Kid Cudi revealed in an emotional letter to fans Tuesday that he checked himself into rehab after battling “depression and suicidal urges.”
“It’s been difficult for me to find the words to what I’m about to share with you because I feel ashamed,” the rapper wrote on Facebook. “Ashamed to be a leader and hero to so many while admitting I’ve been living a lie. It took me a while to get to this place of commitment, but it is something I have to do for myself, my family, my best friend/daughter and all of you, my fans.”
Cudi continued, “I am not at peace. I haven’t been since you’ve known me. If I didn’t come here, I would’ve done something to myself. I simply am a damaged human swimming in a pool of emotions everyday of my life. There’s a ragin’ violent storm inside of my heart at all times. Idk what peace feels like. Idk how to relax.”
The rapper’s decision to enter a rehab facility comes a month after Cudi engaged in a brief but very public war of words with Kanye West, with the collaborators beefing on social media and onstage. Addressing the “clowns” in the music industry, Cudi tweeted, “Everyone thinks they’re soooo great. Talkin top 5 and be having 30 people write songs for them. My tweets apply to who they apply. Ye, Drake, whoever. These niggas dont give a fuck about me.”
West responded the following night at Saint Pablo concert in Tampa, cutting a song short to admonish Cudi from the stage. “Kid Cudi, don’t ever mention ‘Ye name,” West said. “I birthed you! Kid Cudi, we’re two black men in a racist world. I wore skinny jeans first. I got called names before you, bruh. Why y’all got to come at me? Don’t never mention my name in a bad manner. None of y’all! I’m so hurt. I feel so disrespected.”
A week later in Houston, West again discussed Cudi from the stage.

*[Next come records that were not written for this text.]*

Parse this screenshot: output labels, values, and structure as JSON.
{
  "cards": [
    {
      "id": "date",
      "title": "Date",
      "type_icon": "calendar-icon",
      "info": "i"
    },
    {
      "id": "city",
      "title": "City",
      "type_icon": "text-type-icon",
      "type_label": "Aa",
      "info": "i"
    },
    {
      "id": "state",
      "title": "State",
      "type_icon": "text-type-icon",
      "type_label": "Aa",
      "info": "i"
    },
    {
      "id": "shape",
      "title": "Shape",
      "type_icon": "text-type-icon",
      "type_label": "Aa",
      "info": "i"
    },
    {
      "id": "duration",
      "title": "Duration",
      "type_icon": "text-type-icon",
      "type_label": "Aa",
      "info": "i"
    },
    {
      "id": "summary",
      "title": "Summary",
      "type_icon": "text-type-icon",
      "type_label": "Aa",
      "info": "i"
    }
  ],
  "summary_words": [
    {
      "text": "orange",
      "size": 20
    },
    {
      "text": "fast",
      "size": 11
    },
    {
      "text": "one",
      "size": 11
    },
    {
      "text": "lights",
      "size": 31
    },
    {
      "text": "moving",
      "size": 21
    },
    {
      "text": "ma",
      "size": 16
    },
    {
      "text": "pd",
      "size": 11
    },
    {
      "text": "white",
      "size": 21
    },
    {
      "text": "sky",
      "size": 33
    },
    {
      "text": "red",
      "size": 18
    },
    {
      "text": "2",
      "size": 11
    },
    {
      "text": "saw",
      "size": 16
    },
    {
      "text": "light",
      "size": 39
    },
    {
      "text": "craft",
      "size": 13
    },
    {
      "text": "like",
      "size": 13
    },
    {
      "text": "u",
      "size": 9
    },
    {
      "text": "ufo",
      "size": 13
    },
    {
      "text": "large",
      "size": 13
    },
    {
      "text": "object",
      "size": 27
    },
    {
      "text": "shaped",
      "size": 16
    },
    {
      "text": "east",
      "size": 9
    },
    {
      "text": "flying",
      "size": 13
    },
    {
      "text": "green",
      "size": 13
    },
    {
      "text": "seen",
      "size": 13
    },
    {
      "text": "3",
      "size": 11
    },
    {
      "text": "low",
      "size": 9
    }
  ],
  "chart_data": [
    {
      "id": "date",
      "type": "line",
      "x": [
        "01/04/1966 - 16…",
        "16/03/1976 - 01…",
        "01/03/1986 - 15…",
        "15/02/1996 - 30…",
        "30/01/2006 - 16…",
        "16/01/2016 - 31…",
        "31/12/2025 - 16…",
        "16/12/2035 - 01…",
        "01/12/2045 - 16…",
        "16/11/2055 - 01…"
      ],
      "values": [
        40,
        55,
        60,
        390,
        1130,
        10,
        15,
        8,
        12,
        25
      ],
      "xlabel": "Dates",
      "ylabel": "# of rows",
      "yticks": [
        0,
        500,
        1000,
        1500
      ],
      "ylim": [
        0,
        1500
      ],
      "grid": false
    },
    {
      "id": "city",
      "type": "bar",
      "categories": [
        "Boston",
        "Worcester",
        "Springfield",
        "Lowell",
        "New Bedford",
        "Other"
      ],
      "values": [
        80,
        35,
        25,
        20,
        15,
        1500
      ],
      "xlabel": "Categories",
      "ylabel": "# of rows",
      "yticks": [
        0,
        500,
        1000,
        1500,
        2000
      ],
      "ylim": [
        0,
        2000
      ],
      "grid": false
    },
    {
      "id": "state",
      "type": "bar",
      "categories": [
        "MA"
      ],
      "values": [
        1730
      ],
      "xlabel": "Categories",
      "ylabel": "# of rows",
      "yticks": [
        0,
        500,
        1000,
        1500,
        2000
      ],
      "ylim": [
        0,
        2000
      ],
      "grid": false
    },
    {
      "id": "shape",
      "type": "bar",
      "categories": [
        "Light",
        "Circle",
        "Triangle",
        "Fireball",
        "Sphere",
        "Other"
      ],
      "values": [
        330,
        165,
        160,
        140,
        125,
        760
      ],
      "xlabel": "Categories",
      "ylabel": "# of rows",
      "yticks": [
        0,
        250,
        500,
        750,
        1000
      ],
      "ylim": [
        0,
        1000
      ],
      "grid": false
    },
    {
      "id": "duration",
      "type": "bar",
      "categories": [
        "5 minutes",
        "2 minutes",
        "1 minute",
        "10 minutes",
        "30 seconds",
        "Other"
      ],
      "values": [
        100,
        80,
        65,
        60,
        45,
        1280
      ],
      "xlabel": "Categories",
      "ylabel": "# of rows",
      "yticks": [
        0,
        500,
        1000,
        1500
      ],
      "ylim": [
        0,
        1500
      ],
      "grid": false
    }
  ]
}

However, perhaps knowing that Cudi was dealing with personal issues, West told the crowd, “I just wanted to take time out to say Kid Cudi is my brother and I hope he’s doing well.”
“My anxiety and depression have ruled my life for as long as I can remember and I never leave the house because of it,” Cudi continued in his letter to fans. “I can’t make new friends because of it. I don’t trust anyone because of it and I’m tired of being held back in my life. I deserve to have peace. I deserve to be happy and smiling. Why not me? I guess I give so much of myself to others I forgot that I need to show myself some love too. I think I never really knew how. I’m scared, im sad, I feel like I let a lot of people down and again, I’m sorry. It’s time I fix me. I’m nervous but ima get through this.”
The rapper added that his upcoming album Passion, Pain & Demon Slayin’ would still arrive soon, although he won’t take part in the promotion for it. “I wanted to square away all the business before I got here so I could focus on my recovery,” he wrote.